Check out new video interviews and updated pages of artists nominated for the tenth edition

Watch more video interviews with artists nominated to the 2019 PIPA Prize, produced by  Do Rio Filmes and published this week. In them, you can learn about the works, career, inspirations and much more about Marilá Dardot, Marina Camargo, Maxwell Alexandre, Pedro França, Pedro Varela and Rafael Alonso

Click on the artists’ names to see their updated pages

Marilá Dardot

Marilá Dardot is a Master in Visual Arts by the Universidad Federal do Rio de Janeiro (2003). She works with different mediums, like videos, photographs, engravings, sculptures, paintings, actions, installations and site-specific. Language and literature are her main sources of constant inspiration. Some of her projects propose public participation and collaborations with other artists.

Marina Camargo

Marina Camargo was born in Maceió, Alagoas, and lived in Porto Alegre for her whole life. She studied Visual Arts at the Instituto de Artes (UFRGS, Porto Alegre), where she also concluded a Master’s degree in Visual Arts in 2007 (with an emphasis in visual poetics); She studied Visual Culture in the Universitat de Barcelona (Fine Arts Department).

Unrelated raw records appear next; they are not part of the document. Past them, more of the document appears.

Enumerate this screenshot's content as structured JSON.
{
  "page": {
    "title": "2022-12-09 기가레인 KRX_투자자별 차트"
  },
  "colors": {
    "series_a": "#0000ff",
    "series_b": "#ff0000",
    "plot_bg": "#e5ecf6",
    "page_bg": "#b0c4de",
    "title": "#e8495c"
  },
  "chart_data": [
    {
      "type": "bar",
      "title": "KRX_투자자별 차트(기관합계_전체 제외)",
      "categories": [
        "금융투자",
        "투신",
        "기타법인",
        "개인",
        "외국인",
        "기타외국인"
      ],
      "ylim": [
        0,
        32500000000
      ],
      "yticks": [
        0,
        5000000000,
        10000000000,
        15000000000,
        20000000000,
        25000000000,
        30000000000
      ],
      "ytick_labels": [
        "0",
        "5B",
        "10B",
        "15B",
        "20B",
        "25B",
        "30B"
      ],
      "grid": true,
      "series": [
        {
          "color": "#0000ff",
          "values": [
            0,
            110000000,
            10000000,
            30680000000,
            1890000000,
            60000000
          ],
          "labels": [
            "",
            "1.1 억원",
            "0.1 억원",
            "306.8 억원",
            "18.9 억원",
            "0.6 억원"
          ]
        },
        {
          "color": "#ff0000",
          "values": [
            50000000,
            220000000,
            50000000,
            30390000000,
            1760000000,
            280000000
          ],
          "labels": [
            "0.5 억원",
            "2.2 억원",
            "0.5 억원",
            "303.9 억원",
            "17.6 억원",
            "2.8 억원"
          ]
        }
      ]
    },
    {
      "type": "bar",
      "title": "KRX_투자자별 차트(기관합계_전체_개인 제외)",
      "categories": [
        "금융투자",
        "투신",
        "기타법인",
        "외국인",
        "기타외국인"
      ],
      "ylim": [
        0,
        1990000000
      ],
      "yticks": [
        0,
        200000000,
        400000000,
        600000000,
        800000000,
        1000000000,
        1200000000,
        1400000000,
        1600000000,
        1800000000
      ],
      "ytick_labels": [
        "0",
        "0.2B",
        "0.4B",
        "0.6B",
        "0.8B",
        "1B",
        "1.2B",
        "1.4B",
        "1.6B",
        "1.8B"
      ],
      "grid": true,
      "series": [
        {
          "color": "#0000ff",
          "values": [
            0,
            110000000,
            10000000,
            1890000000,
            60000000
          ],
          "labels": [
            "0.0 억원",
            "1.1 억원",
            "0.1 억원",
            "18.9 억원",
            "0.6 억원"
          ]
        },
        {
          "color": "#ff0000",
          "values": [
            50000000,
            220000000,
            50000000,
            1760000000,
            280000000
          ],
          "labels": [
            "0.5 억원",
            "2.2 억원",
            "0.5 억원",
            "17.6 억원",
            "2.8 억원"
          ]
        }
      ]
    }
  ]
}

She received the DAAD scholarship for artists when she went to study in Germany, later receiving the Diploma of the Akademie der Bildenden Künste (AdBK)  in Munich.

Maxwell Alexandre

Born in Rio de Janeiro in 1990, Maxwell Alexandre graduated in Design from PUC-RJ in 2016 and, in 2009, participated in the ‘Curso de Fotografia para registros das Obras do PAC’ (Programa de Aceleração do Crescimento) making photographic records of the Rio de Janeiro favelas. The artist’s urban poetics consists in the construction of narratives and scenes structured from his daily experiences in the city and in Rocinha, the community where he lives and works. On different supports like doors and iron frames emerge anonymous personages in recurrent situations in the favelas.

Pedro França

Artist and member of the Ueinzz Theatre Company. Attended courses at the School of Visual Arts of Parque Lage, Rio de Janeiro, Brazil between 1998 and 2005. Completed his Master’s Degree in History at PUC-Rio, Rio de Janeiro, Brazil, in 2010. Between 2006 and 2011, he taught History of Art at the School of Visual Arts of Parque Lage. He currently teaches at the Museum of Modern Art of São Paulo (MAM-SP) and at Instituto Tomie Ohtake, São Paulo, Brazil.  In 2010, he worked as a film, performances and debates curator of ‘Terreiros” during the 29th São Paulo Biennial. In 2011 he was the curator, together with Fernando Cocchiarale, of the exhibition “Cavalos de Tróia”, part of the “Caos e Efeito” show at Itaú Cultural. Since 2011, França has been working with drawings, collages, films and installations.

Pedro Varela

The cities Pedro Varela draws are far more connected to literature than to any reference in the visual arts. As if waiting for a text by Borges to accompany them, they reserve large blank spaces on the paper. They could also be mirages seen from afar by a character of A Thousand and One Nights, cities with female names like those by Italo Calvino, or castles from a tale we keep from the infancy of our experience in literature.

Rafael Alonso

He has a BFA in Painting and is currently pursuing a PhD in Visual Languages at the School of Fine Arts of UFRJ, Rio de Janeiro, Brazil. In his works, he proposes negotiations between his daily life and his artistic practice – investigates the possibilities of articulation between day-to-day experience and painting. Alonso experience fields of action for colour, shape and gesture at the same time in which he does not remove the painting from his critical model of reflecting on his time and place.